Climate change is already affecting the global economy and is likely to become irreversible without rapid action to limit fossil fuel emissions, a draft of a major new U.N. study reportedly has warned.
A 127-page final draft of the latest Intergovernmental Panel on Climate Change report sent to governments Monday warned the effects of global warming already are felt across all the continents and oceans and further emissions will increase the likelihood of "severe, pervasive and irreversible impacts for people and ecosystems."
According to the report, which follows a series of comprehensive reports from the IPCC in the past year on climate science and impacts, temperatures already have increased by 0.85 degrees Celsius since 1880, a more rapid shift in the climate than that which heralded the end of the last ice age about 10,000 years ago.
The draft paper holds out little hope that countries will be able to limit global warming to the agreed goal of 2 degrees Celsius, with temperatures likely to rise by almost 4 degrees by the end of the century if the world continues to pump out emissions at the current rate.
The dangers of rising temperatures include damage to crop production, rising sea levels, melting glaciers and more prevalent heat waves. However, the report also raises the prospect of climate change exacerbating societal issues such as conflicts and refugee crises.
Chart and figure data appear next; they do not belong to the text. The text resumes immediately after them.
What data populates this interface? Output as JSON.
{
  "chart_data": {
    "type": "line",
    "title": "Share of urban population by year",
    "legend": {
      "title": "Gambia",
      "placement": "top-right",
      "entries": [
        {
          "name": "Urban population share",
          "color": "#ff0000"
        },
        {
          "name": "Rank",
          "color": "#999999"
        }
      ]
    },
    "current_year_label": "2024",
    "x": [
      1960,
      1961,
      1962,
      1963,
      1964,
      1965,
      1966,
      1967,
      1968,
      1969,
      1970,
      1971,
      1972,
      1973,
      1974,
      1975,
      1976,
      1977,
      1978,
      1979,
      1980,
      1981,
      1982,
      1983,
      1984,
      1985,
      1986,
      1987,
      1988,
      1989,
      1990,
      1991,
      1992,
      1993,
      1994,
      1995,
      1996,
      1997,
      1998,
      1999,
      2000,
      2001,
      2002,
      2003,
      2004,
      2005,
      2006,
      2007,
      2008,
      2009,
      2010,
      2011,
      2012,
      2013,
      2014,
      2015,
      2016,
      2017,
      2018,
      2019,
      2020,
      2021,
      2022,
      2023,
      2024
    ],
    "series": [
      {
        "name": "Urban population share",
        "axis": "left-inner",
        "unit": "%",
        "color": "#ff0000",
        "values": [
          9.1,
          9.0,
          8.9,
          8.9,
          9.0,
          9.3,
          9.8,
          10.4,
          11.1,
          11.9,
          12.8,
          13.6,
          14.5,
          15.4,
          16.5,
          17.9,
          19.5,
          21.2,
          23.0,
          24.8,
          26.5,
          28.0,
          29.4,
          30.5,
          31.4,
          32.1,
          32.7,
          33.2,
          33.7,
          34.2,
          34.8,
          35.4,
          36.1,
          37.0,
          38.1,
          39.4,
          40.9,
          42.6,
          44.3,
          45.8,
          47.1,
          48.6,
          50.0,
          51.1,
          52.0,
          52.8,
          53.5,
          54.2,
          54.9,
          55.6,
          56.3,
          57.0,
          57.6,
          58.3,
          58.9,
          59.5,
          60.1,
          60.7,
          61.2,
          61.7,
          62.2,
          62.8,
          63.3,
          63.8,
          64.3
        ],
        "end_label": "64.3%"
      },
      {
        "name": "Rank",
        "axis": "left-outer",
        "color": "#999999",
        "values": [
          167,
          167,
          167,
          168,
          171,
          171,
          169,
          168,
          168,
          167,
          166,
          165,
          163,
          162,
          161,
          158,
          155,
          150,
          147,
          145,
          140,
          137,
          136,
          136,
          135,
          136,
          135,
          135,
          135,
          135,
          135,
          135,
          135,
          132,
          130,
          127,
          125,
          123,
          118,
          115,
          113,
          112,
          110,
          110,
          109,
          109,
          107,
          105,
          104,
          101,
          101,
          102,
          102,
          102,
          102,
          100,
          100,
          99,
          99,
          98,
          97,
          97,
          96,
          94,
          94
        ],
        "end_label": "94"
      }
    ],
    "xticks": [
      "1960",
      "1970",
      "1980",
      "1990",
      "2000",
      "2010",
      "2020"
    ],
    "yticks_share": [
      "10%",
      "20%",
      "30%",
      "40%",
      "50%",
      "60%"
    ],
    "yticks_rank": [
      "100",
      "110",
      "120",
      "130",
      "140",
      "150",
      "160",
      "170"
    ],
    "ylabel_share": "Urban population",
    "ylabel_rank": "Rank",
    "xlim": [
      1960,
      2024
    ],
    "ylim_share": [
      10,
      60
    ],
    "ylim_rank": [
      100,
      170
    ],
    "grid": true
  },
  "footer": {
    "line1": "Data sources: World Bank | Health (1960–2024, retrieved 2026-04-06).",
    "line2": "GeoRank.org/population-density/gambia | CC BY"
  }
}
Separately, the World Health Organisation warned Tuesday that climate change is already causing tens of thousands of deaths every year through shifting patterns of disease, extreme weather events, the degradation of water supplies and sanitation and impacts on agriculture, all of which could be alleviated by taking swift action to tackle climate risks.
The IPCC study, which has been leaked to a number of news agencies, reportedly added that the potential economic losses following average global temperature rise of 2.5 degrees Celsius could reach 2 percent of global income, but delaying action will increase both risks and costs. Putting off action until 2030 could raise the cost of tackling climate change to 2050 by 44 percent, the IPCC calculates.
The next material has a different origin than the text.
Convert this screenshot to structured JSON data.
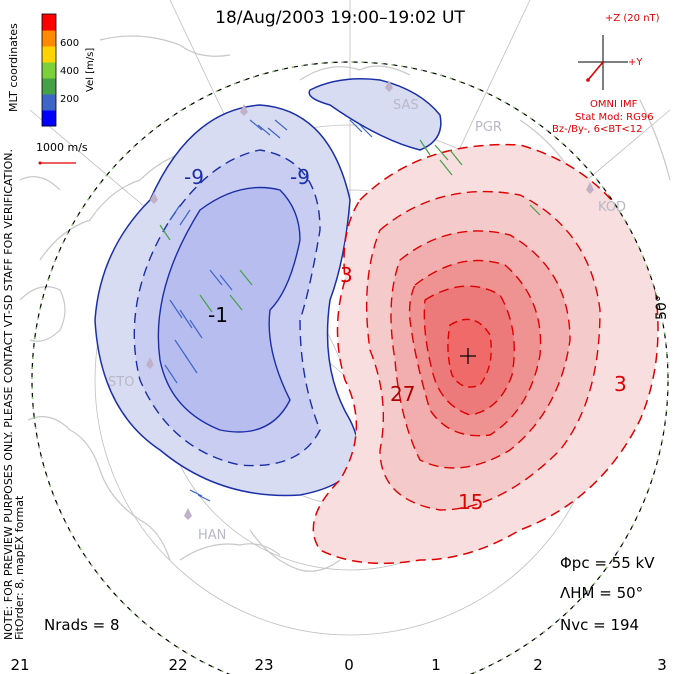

While there appears to be little new in the report that has not been covered in a slew of papers published by the IPCC over the past year, the warnings and language are increasingly stark. "Without additional mitigation, and even with adaptation, warming by the end of the 21st century will lead to high to very high risk of severe, widespread, and irreversible impacts globally," it stated.
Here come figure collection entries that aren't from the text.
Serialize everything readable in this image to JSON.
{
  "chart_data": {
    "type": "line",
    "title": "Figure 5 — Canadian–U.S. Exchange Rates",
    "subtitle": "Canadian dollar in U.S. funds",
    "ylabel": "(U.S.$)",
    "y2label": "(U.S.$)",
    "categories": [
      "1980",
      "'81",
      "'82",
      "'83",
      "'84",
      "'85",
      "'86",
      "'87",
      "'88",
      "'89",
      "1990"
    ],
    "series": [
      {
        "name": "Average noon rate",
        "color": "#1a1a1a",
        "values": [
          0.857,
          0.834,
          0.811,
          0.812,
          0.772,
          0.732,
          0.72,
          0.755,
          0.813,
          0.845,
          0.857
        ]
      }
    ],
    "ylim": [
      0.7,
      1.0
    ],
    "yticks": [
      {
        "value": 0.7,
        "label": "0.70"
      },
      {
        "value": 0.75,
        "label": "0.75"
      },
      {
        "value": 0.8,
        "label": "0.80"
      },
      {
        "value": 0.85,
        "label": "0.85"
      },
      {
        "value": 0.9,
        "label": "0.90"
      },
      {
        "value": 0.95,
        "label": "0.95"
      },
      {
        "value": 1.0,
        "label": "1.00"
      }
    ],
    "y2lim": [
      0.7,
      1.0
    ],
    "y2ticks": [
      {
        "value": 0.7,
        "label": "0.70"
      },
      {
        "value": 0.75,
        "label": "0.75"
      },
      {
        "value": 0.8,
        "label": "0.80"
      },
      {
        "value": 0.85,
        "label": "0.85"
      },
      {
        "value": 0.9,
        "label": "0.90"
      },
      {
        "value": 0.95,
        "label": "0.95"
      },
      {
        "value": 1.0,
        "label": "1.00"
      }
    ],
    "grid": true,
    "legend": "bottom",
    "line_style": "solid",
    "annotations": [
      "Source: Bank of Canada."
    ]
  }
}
The paper, due to be released in November, will aim to focus minds ahead of global UN climate talks that month in Lima, Peru, which aims to lay the groundwork for the crucial Paris Summit in late 2015, where countries have agreed to finalize an international emission reduction deal.
However, while the U.N. talks have delivered some encouraging progress in recent years on issues such as limiting emissions from deforestation, deadlock remains over how countries ultimately will share responsibility for emissions reductions.
This week The New York Times reported that President Obama is looking to break the deadlock through a new non-formal accord that "obligates" countries to meet goals on reducing emissions and sending aid to poorer nations to help them combat climate change.
Under this proposed format, the only legally binding consequence of not meeting the targets would be publishing periodic progress reports and politically embarrassing meetings designed to "name and shame" countries that have not met their goals.
The mooted plan likely would spark fierce opposition from many developing nations, who consistently have argued that industrialized nations should face legally binding emission reduction targets and steep penalties for failing to meet them.
However, successive U.S. governments, as well as governments from large emerging economies such as China and India, repeatedly have rejected calls for legally binding targets. The United States has been particularly vocal in its opposition to such conditions, not least because it would require two-thirds Senate approval to ratify any treaty — a scenario that is all but impossible to envisage given staunch Republican opposition to cutting emissions.
"If you want a deal that includes all the major emitters, including the United States, you cannot realistically pursue a legally binding treaty at this time," Paul Bledsoe, who has worked on climate-change issues with both the Clinton and Obama administrations, told The New York Times.
The new plan could lay the foundations for a compromise agreement that imposes ambitious new emission reduction targets, which may lack legal backing but still could serve to mobilize a significant increase in low carbon investment. However, it risks inciting further charges from developing nations that the United States is seeking to wriggle out of its historic responsibility for tackling climate change.
Either way, the IPCC's warnings never have been clearer: dangerous climate impacts will become inevitable and irreversible unless urgent action is taken.